Решение о развитии государственной торговой сети было принято только в 1924 году.

21

Государство поддерживало и развивало потребительскую кооперацию в противовес частной торговле. Кооперативы не были независимыми, население считало их государственными магазинами. Правительство стремилось к широкому кооперированию населения, видя в кооперации путь к социализму. Вступить в кооператив мог любой, кто заплатил взносы. Более того, при достаточности товаров покупать в кооперативном магазине могли даже не члены кооператива. При ухудшении товарной ситуации пайщики кооператива получали право первоочередной покупки дефицитных товаров.

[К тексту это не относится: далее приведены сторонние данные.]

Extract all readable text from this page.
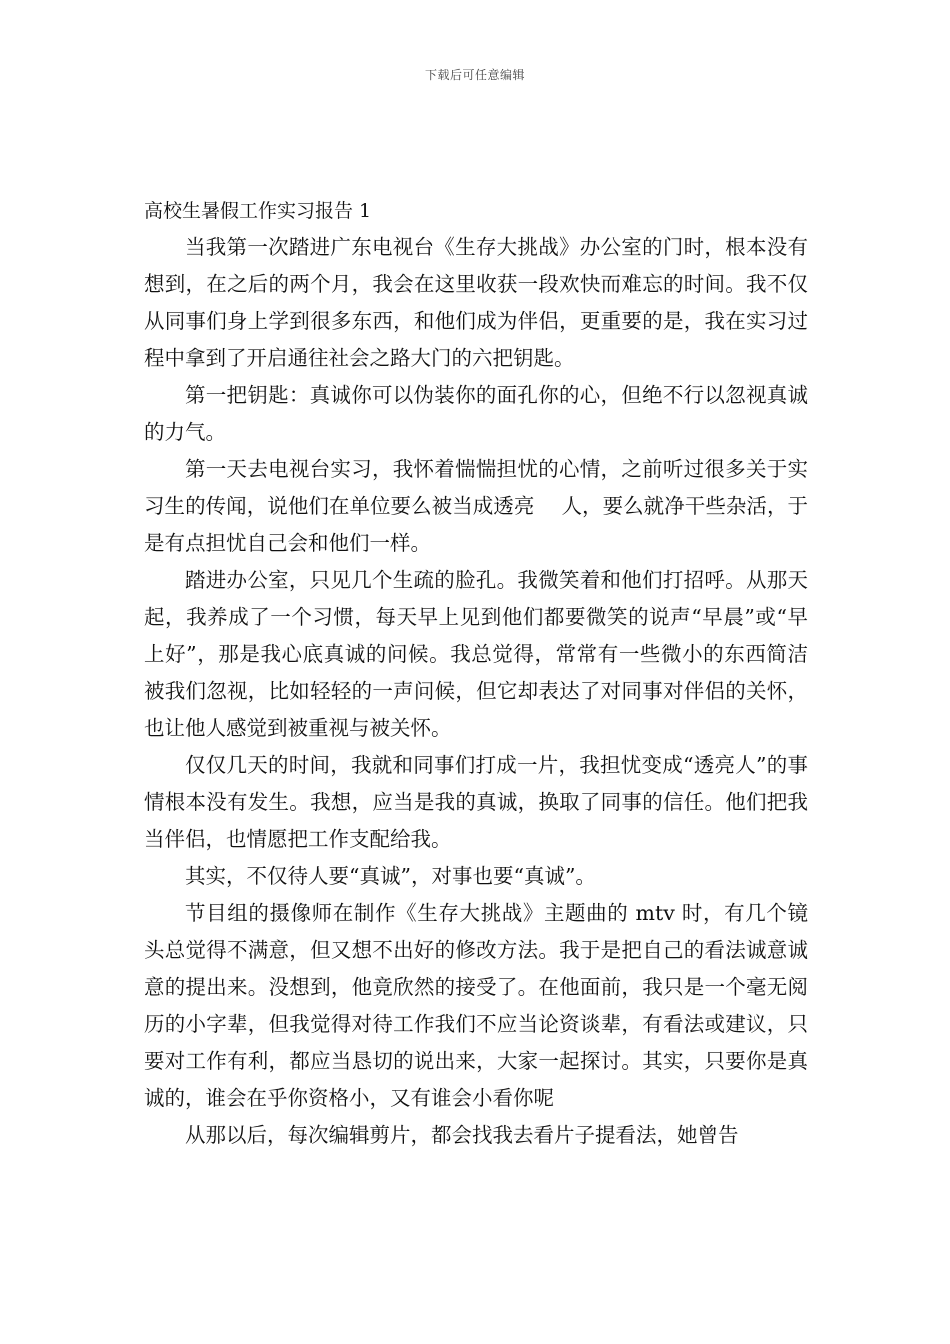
下载后可任意编辑
高校生暑假工作实习报告 1

当我第一次踏进广东电视台《生存大挑战》办公室的门时，根本没有想到，在之后的两个月，我会在这里收获一段欢快而难忘的时间。我不仅从同事们身上学到很多东西，和他们成为伴侣，更重要的是，我在实习过程中拿到了开启通往社会之路大门的六把钥匙。

第一把钥匙：真诚你可以伪装你的面孔你的心，但绝不行以忽视真诚的力气。

第一天去电视台实习，我怀着惴惴担忧的心情，之前听过很多关于实习生的传闻，说他们在单位要么被当成透亮　 人，要么就净干些杂活，于是有点担忧自己会和他们一样。

踏进办公室，只见几个生疏的脸孔。我微笑着和他们打招呼。从那天起，我养成了一个习惯，每天早上见到他们都要微笑的说声“早晨”或“早上好”，那是我心底真诚的问候。我总觉得，常常有一些微小的东西简洁被我们忽视，比如轻轻的一声问候，但它却表达了对同事对伴侣的关怀，也让他人感觉到被重视与被关怀。

仅仅几天的时间，我就和同事们打成一片，我担忧变成“透亮人”的事情根本没有发生。我想，应当是我的真诚，换取了同事的信任。他们把我当伴侣，也情愿把工作支配给我。

其实，不仅待人要“真诚”，对事也要“真诚”。

节目组的摄像师在制作《生存大挑战》主题曲的 mtv 时，有几个镜头总觉得不满意，但又想不出好的修改方法。我于是把自己的看法诚意诚意的提出来。没想到，他竟欣然的接受了。在他面前，我只是一个毫无阅历的小字辈，但我觉得对待工作我们不应当论资谈辈，有看法或建议，只要对工作有利，都应当恳切的说出来，大家一起探讨。其实，只要你是真诚的，谁会在乎你资格小，又有谁会小看你呢

从那以后，每次编辑剪片，都会找我去看片子提看法，她曾告
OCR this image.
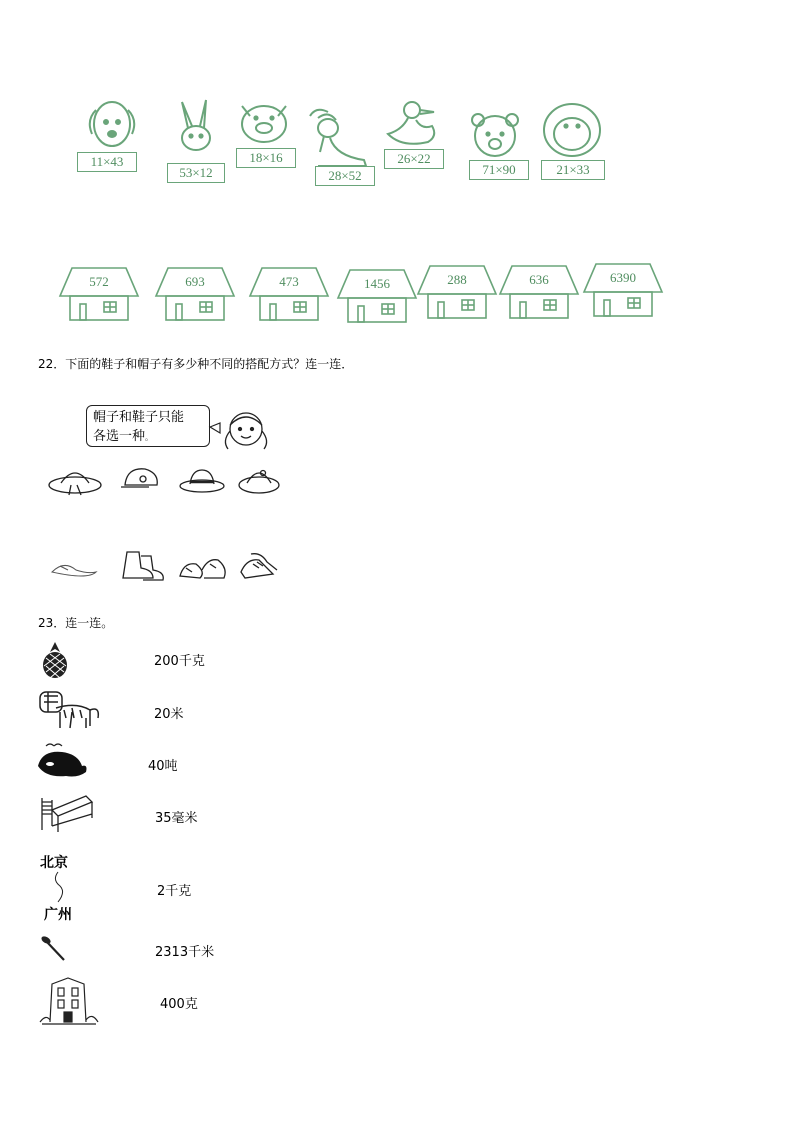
11×43
53×12
18×16
28×52
26×22
71×90	21×33
572	693	473	1456	288	636	6390
22．下面的鞋子和帽子有多少种不同的搭配方式？连一连．
帽子和鞋子只能
各选一种。
23．连一连。
200千克
20米
40吨
35毫米
北京
广州
2千克
2313千米
400克
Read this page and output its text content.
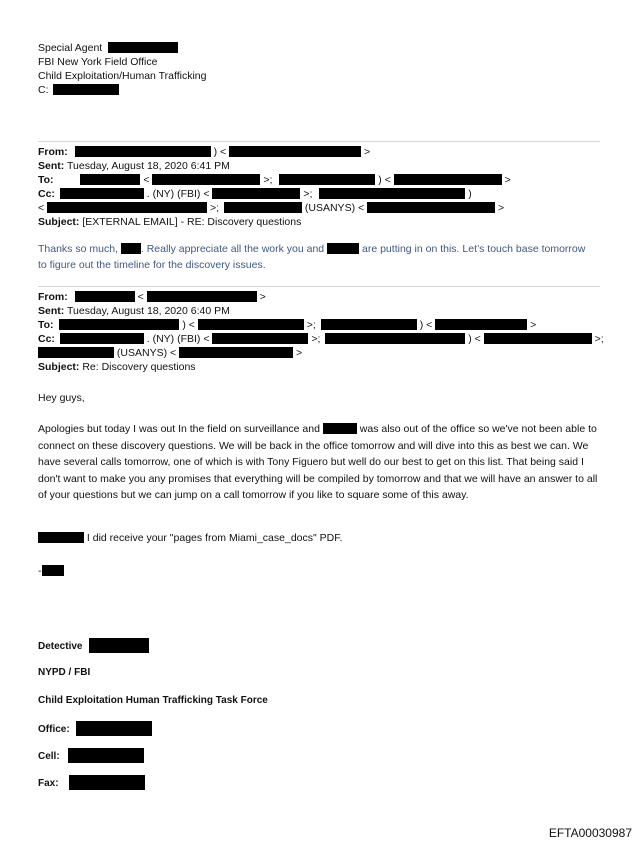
Special Agent
FBI New York Field Office
Child Exploitation/Human Trafficking
C:
From:	) <	>
Sent: Tuesday, August 18, 2020 6:41 PM
To:	<	>;	) <	>
Cc:	. (NY) (FBI) <	>;	)
<	>;	(USANYS) <	>
Subject: [EXTERNAL EMAIL] - RE: Discovery questions
Thanks so much, . Really appreciate all the work you and	are putting in on this. Let’s touch base tomorrow
to figure out the timeline for the discovery issues.
From:	<	>
Sent: Tuesday, August 18, 2020 6:40 PM
To:	) <	>;	) <	>
Cc:	. (NY) (FBI) <	>;	) <	>;
(USANYS) <	>
Subject: Re: Discovery questions
Hey guys,
Apologies but today I was out In the field on surveillance and	was also out of the office so we've not been able to connect on these discovery questions. We will be back in the office tomorrow and will dive into this as best we can. We have several calls tomorrow, one of which is with Tony Figuero but well do our best to get on this list. That being said I don't want to make you any promises that everything will be compiled by tomorrow and that we will have an answer to all of your questions but we can jump on a call tomorrow if you like to square some of this away.
I did receive your "pages from Miami_case_docs" PDF.
-
Detective
NYPD / FBI
Child Exploitation Human Trafficking Task Force
Office:
Cell:
Fax:
EFTA00030987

В случае товарного кризиса кооперативы легко могли быть превращены в предприятия закрытой торговли, где обслуживались только пайщики данного кооператива. О кооперации см.: Кабанов В. В. Крестьянская община и кооперация России ХХ века (Проблемно-историографические очерки). М., 1997; Carr E. H., Davies R. W. Foundation of а Planned Economy, 1926–1929. Vol. 1. N. Y., 1971. Р. 650–662.

22

Исследования нэпа показали, что наступление на рынок и частника началось чуть ли не сразу после введения новой экономической политики и усиливалось по мере восстановления экономики страны. Однако вначале наступление на частника велось преимущественно экономическими средствами. Государство ограничивало снабжение частных предпринимателей сырьем, товарами госпромышленности, сокращало товарное и банковское кредитование частника, транспортные перевозки частных грузов, систематически повышало налоги. 1927/28 хозяйственный год прервал процесс постепенного вытеснения частника и принес драматичные перемены. В этот год в дополнение к экономическим санкциям начались массовые аресты и конфискации.

23

Многие годы в российской и западной историографии идет дискуссия об альтернативах нэпу. Для одних победа СССР во Второй мировой войне является доказательством эффективности и целесообразности выбранной сталинским руководством модели индустриализации и оправданием жертв, которые принесли советские люди в 1930‐е годы. Другие считают, что тех же или почти тех же экономических результатов страна могла бы достичь, используя рыночные отношения, избегая форсирования и репрессий, нивелировавших достигнутые успехи. Среди работ, авторы которых предприняли попытки моделирования результатов экономического развития на основе продолжения экономики нэпа, см.: Аллен Р. С. От фермы к фабрике: Новая интерпретация советской промышленной революции / Пер. с англ. М., 2013; Hunter H., Szyrmer J. Faulty Foundations. Soviet Economic Policies. 1928–1940. Princeton, 1992 (перевод одной из ключевых глав этой книги и материалы ее обсуждения даны: Отечественная история. 1995. № 6); Бородкин Л. И., Свищев М. А. Ретропрогнозирование социальной динамики доколхозного крестьянства: использование имитационно-альтернативных моделей // Россия и США на рубеже XIX–XX вв. М., 1992.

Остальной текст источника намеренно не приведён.